Just some information for people finding this thread in the future...

The receive window is used for flow control. You can read about it for example in the following excerpt of "Computer Networking: A top down approach featuring the internet":

http://gaia.cs.umass.edu/kurose/transport/segment.html (Especially 3.5.6)

And here's something about congestion control:

http://gaia.cs.umass.edu/kurose/transport/congestion.html

And i think that you can be absolutely sure that it nearly never makes any sense at all to "tweak" the kernel. The people who hack it know what they are doing, and *if* there was a simple way to gain a lot of performance, it would *surely* be the default.

----------

## andyknownasabu

Some further information concerning this issue:

The following LWN article covers "window scaling" and mentions problems which arose after adding support for this feature in version 2.6.7-mmx of the linux kernel and Linus's BitKeeper tree.

Take a look - very interesting article and gentoo is also mentioned ;)

http://lwn.net/Articles/92727/

----------

## hmiller68

Sorry for dragging up an old thread but has any one gotten the RWIN to stay set after e reboot?

----------

## jbarry

For anyone searching the words RWIN or getting that "RWIN seems to be set to a very small number" advice from SpeedGuide.net TCP/IP Analyzer, there's no need to waste time on this non-issue, according to . . .
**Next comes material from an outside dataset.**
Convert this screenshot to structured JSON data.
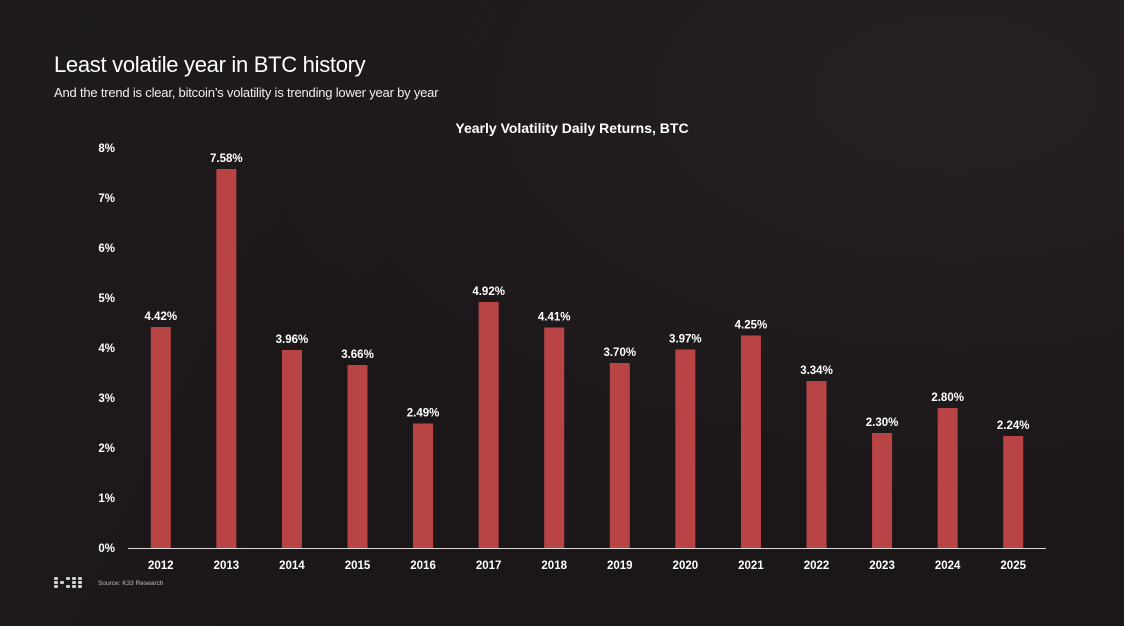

http://en.wikipedia.org/wiki/TCP_window_scale_option

 *Quote:*   

> Linux kernels (from 2.6.8, August 2004) have enabled TCP Window Scaling by default. It chooses the good value of the option by default. The configuration parameters are found in the /proc filesystem, see pseudo-file /proc/sys/net/ipv4/tcp_window_scaling and its companions /proc/sys/net/ipv4/tcp_rmem and /proc/sys/net/ipv4/tcp_wmem (more information: man tcp, section sysctl).

 

cat those /proc files to see what you've got.

----------